Certes, le résultat de ces contre-visites ne va pas toujours dans le sens du chef d’entreprise, qui doit payer « l’expertise ». Et les médecins contrôleurs sont, comme ceux de la Sécurité sociale, agréés par la Direction des affaires sanitaires et sociales (Dass). Mais, chez Syneance, on explique qu’ « il y a des médecins plus « doués » que d’autres » . Drôle de conception de l’objectivité médicale…

Les médecins contrôleurs n’ont cependant de compte à rendre qu’au sous-traitant qui les emploie. Et même s’ils savent bien que donner trop souvent raison à l’employé leur fait courir le risque de ne plus être choisis pour effectuer ces contrôles, ils ont le dernier mot face au médecin traitant. « On va vers des conflits majeurs entre médecins traitants et médecins contrôleurs , avertit Didier Ménard, président du Syndicat de la médecine générale. Ils auront beau faire leur travail sérieusement, ils risquent par manque de temps de remettre des gens malades au travail . De plus, un phénomène d’autocensure va affecter autant le médecin prescripteur de l’arrêt que le patient demandeur. » Car les « punitions » ont valeur d’exemple pour le collectif de travail. « L’avantage de ces contrôles , c’est qu’ils ont un effet psychologique assez important, souligne-t-on chez Syneance *. Ils posent une limite à tous ces arrêts de travail. »*

En juillet 2007, La Poste lançait une opération « 100 % contrôles » avec l’entreprise Securex. Le but : passer au crible l’ensemble des salariés arrêtés. « Dans le cadre de la « modernisation », Securex est devenu un outil managérial à part entière » , constate Sébastien Baroux, représentant syndical de SUD-PTT. Travail à flux tendu, absence d’équipes de remplacement ­trop coûteuses­ , l’entreprise est entrée dans l’ère de la dissuasion massive des arrêts maladie. Une politique de « tolérance zéro » qui semble fonctionner, puisque depuis la mise en place de la systématisation, ils ont fondu comme neige au soleil, affirme le syndicaliste. Et les indemnités versées par La Poste aussi…

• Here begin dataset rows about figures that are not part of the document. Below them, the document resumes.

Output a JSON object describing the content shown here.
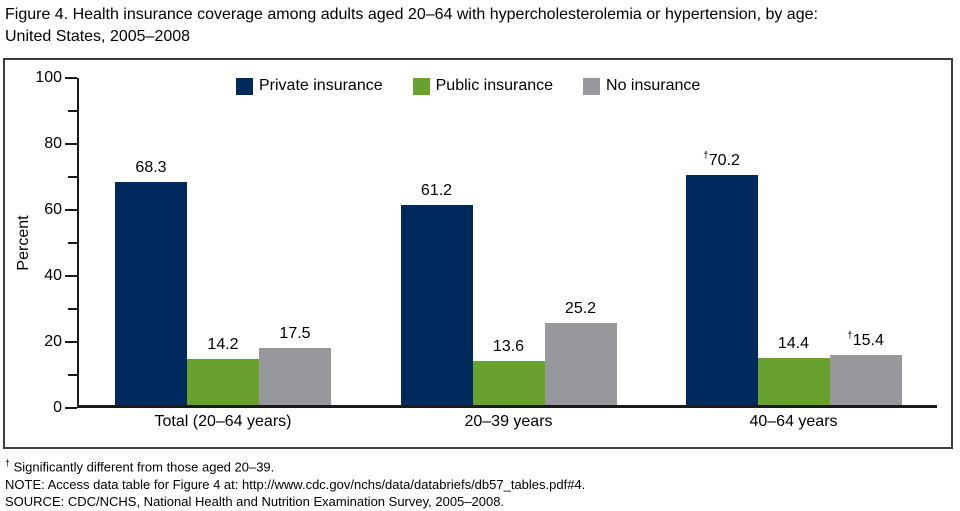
{
  "title": "Figure 4. Health insurance coverage among adults aged 20–64 with hypercholesterolemia or hypertension, by age:\nUnited States, 2005–2008",
  "chart_data": {
    "type": "bar",
    "title": "Health insurance coverage among adults aged 20–64 with hypercholesterolemia or hypertension, by age: United States, 2005–2008",
    "categories": [
      "Total (20–64 years)",
      "20–39 years",
      "40–64 years"
    ],
    "series": [
      {
        "name": "Private insurance",
        "color": "#002a5e",
        "values": [
          68.3,
          61.2,
          70.2
        ],
        "dagger": [
          false,
          false,
          true
        ]
      },
      {
        "name": "Public insurance",
        "color": "#69a12e",
        "values": [
          14.2,
          13.6,
          14.4
        ],
        "dagger": [
          false,
          false,
          false
        ]
      },
      {
        "name": "No insurance",
        "color": "#96989b",
        "values": [
          17.5,
          25.2,
          15.4
        ],
        "dagger": [
          false,
          false,
          true
        ]
      }
    ],
    "xlabel": "",
    "ylabel": "Percent",
    "ylim": [
      0,
      100
    ],
    "yticks": [
      0,
      20,
      40,
      60,
      80,
      100
    ],
    "minor_yticks": [
      10,
      30,
      50,
      70,
      90
    ],
    "legend_position": "top-inside",
    "grid": false,
    "dagger_symbol": "†"
  },
  "footnotes": {
    "dagger_symbol": "†",
    "dagger_note": " Significantly different from those aged 20–39.",
    "note": "NOTE: Access data table for Figure 4 at: http://www.cdc.gov/nchs/data/databriefs/db57_tables.pdf#4.",
    "source": "SOURCE: CDC/NCHS, National Health and Nutrition Examination Survey, 2005–2008."
  }
}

Mais cet « écrémage » ne s’est pas fait sans douleur. Sébastien Baroux, qui a recensé aujourd’hui une soixantaine de cas litigieux de contre-visite et trois salariés aux prud’hommes, constate : « Ces contre-visites sont très mal vécues par les employés, qui ont l’impression d’être systématiquement accusés de malhonnêteté. » Souvent, elles débouchent sur un « entretien de retour », issu d’une formation assurée par les mêmes organismes de contrôle. Ces face-à-face entre manager et salarié consistent officiellement à « gérer une approche individuelle de l’absentéisme » et peuvent rapidement dégénérer en d’implacables interrogatoires : « Certains collègues ont été victimes de pressions , ajoute Sébastien Baroux. On leur a fait comprendre que trop d’arrêts à leur actif pourraient leur faire perdre leur boulot. » À croire que certains abus sont mieux acceptés que d’autres…

[^2]: Note du Haut Conseil pour l’avenir de l’assurance-maladie sur les prestations en espèces hors maternité et accident du travail, février 2008.